Faith and eternal life
No matter how laudable any utopian or communitarian project might be, all attempts at realizing it run aground on this point. Death is the interruption of all community, of all human longings, projects, and achievements. As it is written in Ecclesiastes 9:10, “in the grave, where you are going, there is neither working nor planning nor knowledge nor wisdom.” Death marks the end of the world, each time. It tears a hole, even if that hole and the tear are a “gift.” But this does not mean that death somehow renders everything meaningless, or our action futile; as the beginning of the same verse affirms, it means that, “Whatever your hand finds to do, do it with all your might.” Here, recognizing “where we are going,” now, changes, right now, how we see things. In fact, it changes where we decide to go.
When Jesus tells us to die, so that we might not remain alone, but bear much fruit, it is not to ruin our life, but to “make our joy complete.” It is to bring us up to speed with our real life, our infinite life, our life outside of life, which we are already exposed to in this life. To consider how, in one sense, I am already dead, frees me to live every moment outstretched, in excess of what I am, in the gratuitousness of each encounter and moment. Then, there is no limit to my gladness: I should have died, could have died, years ago, today. Conversely, to experience my death opening up already in the middle of my current life takes away its sting and my fear—not just hypothetically, but actually, really. This sense of death in life changes who I am. It changes my orientation toward other beings, my way of speaking, and my view of the fruits of my action in the world.

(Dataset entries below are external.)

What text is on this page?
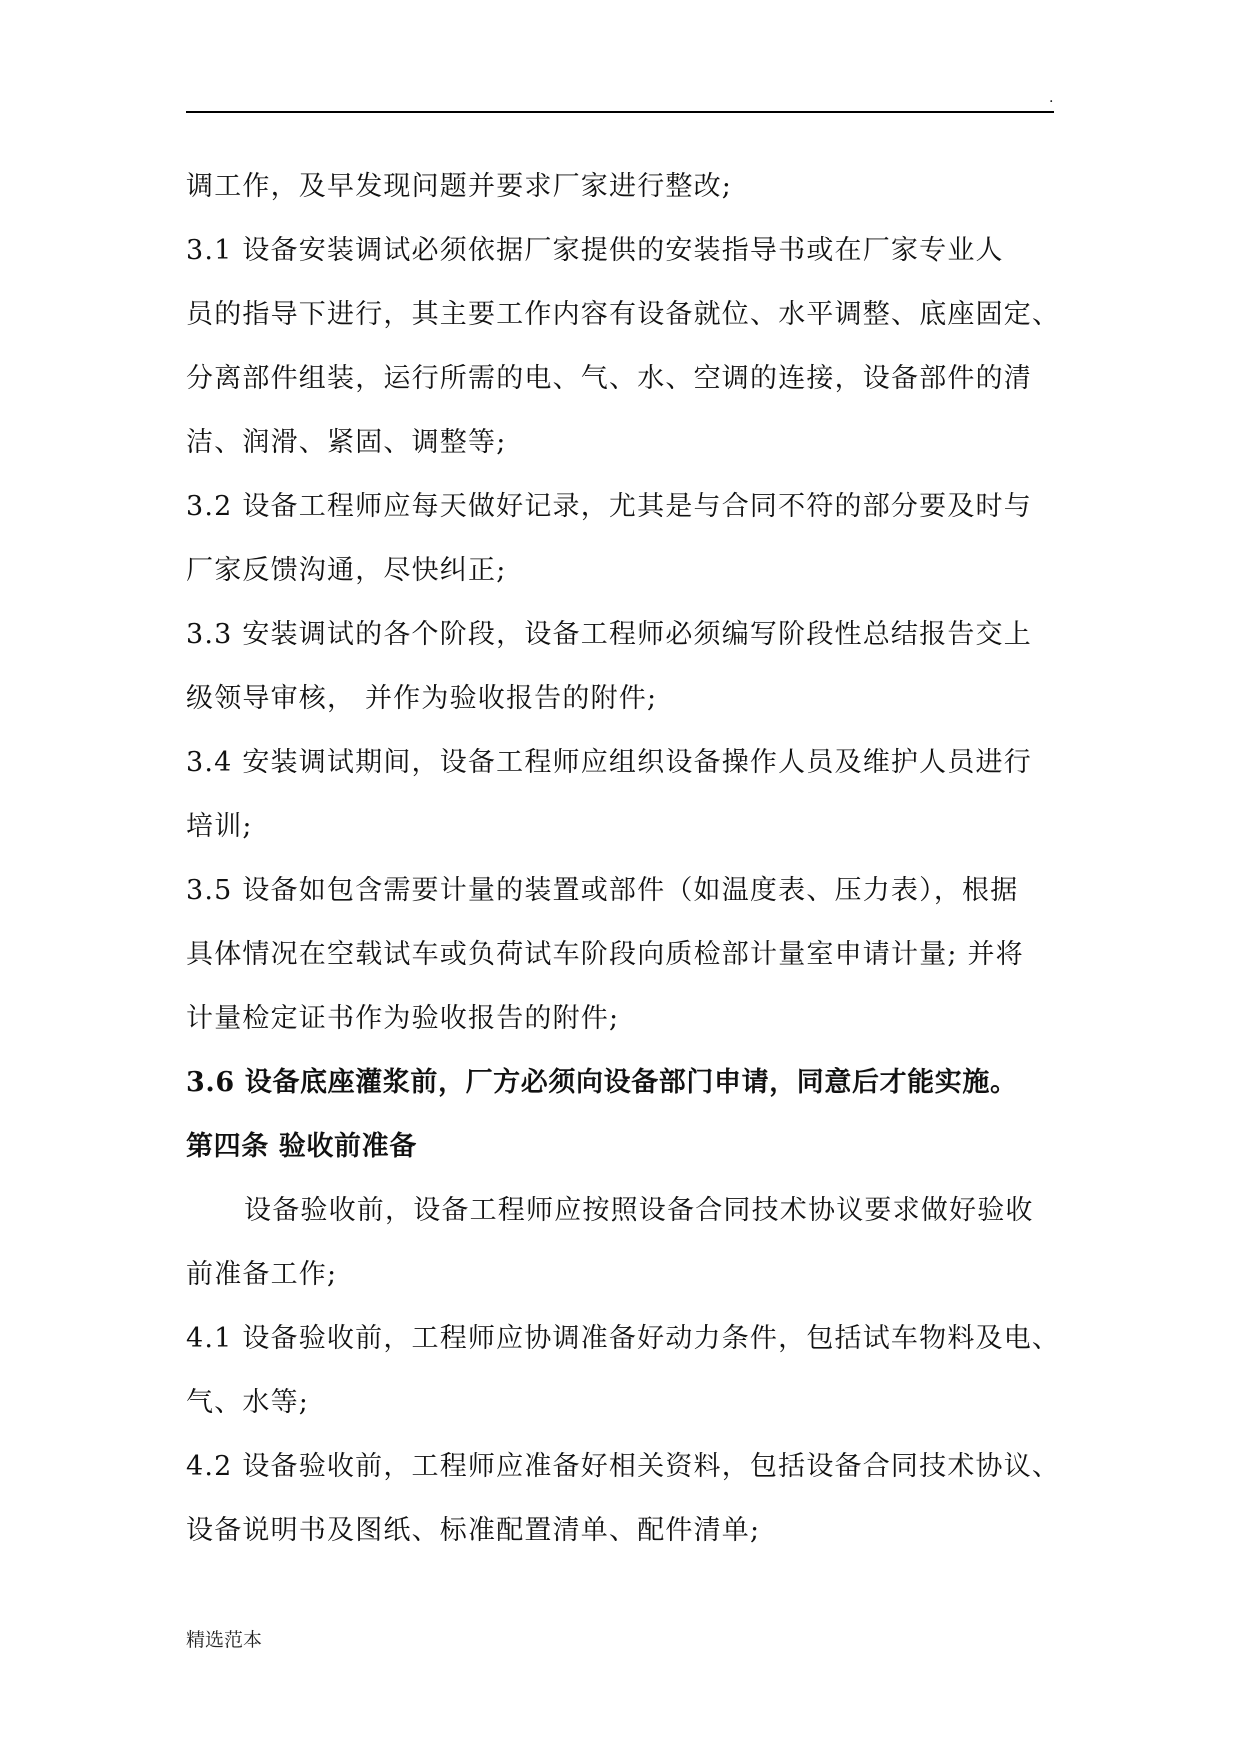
.
调工作，及早发现问题并要求厂家进行整改;
3.1 设备安装调试必须依据厂家提供的安装指导书或在厂家专业人
员的指导下进行，其主要工作内容有设备就位、水平调整、底座固定、
分离部件组装，运行所需的电、气、水、空调的连接，设备部件的清
洁、润滑、紧固、调整等;
3.2 设备工程师应每天做好记录，尤其是与合同不符的部分要及时与
厂家反馈沟通，尽快纠正;
3.3 安装调试的各个阶段，设备工程师必须编写阶段性总结报告交上
级领导审核， 并作为验收报告的附件;
3.4 安装调试期间，设备工程师应组织设备操作人员及维护人员进行
培训;
3.5 设备如包含需要计量的装置或部件（如温度表、压力表），根据
具体情况在空载试车或负荷试车阶段向质检部计量室申请计量; 并将
计量检定证书作为验收报告的附件;
3.6 设备底座灌浆前，厂方必须向设备部门申请，同意后才能实施。
第四条 验收前准备
设备验收前，设备工程师应按照设备合同技术协议要求做好验收
前准备工作;
4.1 设备验收前，工程师应协调准备好动力条件，包括试车物料及电、
气、水等;
4.2 设备验收前，工程师应准备好相关资料，包括设备合同技术协议、
设备说明书及图纸、标准配置清单、配件清单;
精选范本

When I realize that I am not owed anything, not even my continued life, gratefulness itself leads me to give everything back. Knowing that my own death will be a gift to those who survive me, I want to help them understand what I mean by this now, so that amidst whatever tears they might cry, they will know that as much as I was dead while alive, I am alive when dead. Because I know, and more importantly, because I sense, that everything will be poured out of me “in the end,” I am freed to pour myself out right now. If ultimately I can keep nothing, not even myself, why would I try to keep anything now? Why would I look to secure my life? Indeed, “where your heart is, there will your treasure be also.”

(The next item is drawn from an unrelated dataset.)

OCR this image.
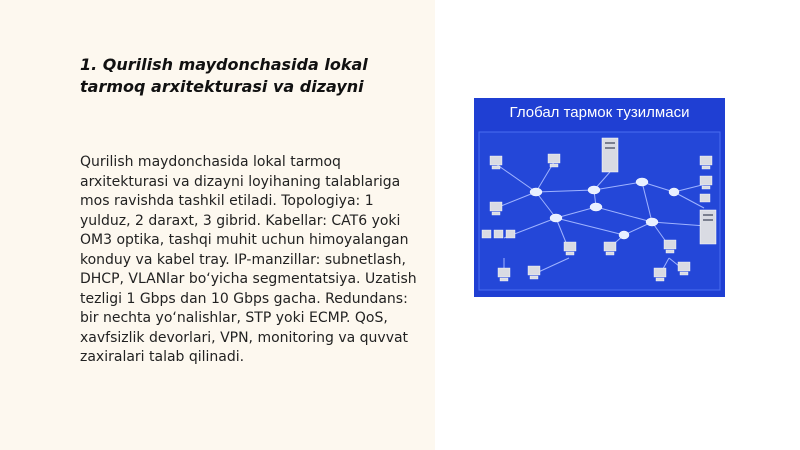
1. Qurilish maydonchasida lokal tarmoq arxitekturasi va dizayni

Qurilish maydonchasida lokal tarmoq arxitekturasi va dizayni loyihaning talablariga mos ravishda tashkil etiladi. Topologiya: 1 yulduz, 2 daraxt, 3 gibrid. Kabellar: CAT6 yoki OM3 optika, tashqi muhit uchun himoyalangan konduy va kabel tray. IP-manzillar: subnetlash, DHCP, VLANlar bo‘yicha segmentatsiya. Uzatish tezligi 1 Gbps dan 10 Gbps gacha. Redundans: bir nechta yo‘nalishlar, STP yoki ECMP. QoS, xavfsizlik devorlari, VPN, monitoring va quvvat zaxiralari talab qilinadi.

Глобал тармок тузилмаси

I believe Jesus himself wanted to tell us this: that the only thing we can “keep” after death is what we’ve given out. We are to empty ourselves as he did. We are to remember that our love is the only thing we can take to our graves—and that only because love conquers it. It is our love that is resurrected; and it is resurrected not for us or in us, but for others and in others. My life and my love comes alive in you, or it is nowhere.
In conclusion, a life of faith means just this: life lived from, because of, and for another; life outside of myself; life eternal. Faith, really, is another life in us, the gift of life itself, harmonized by love, and so harmonized with the whole community of beings that love, with the whole of a cosmos created and sustained by love; for as Dionysius the Areopagite once wrote, “The principle effect of love is to so unite the wills of those who love each other as to make them will the same things.” That is what faith ultimately desires: that our wills be unified by a love of cosmic proportions. And so, finally, we ask only one thing of the utopian: that he never forget to love, because without it, there is no chance of transforming the human world for good. In fact, without love, there is no human being at all. Thank you.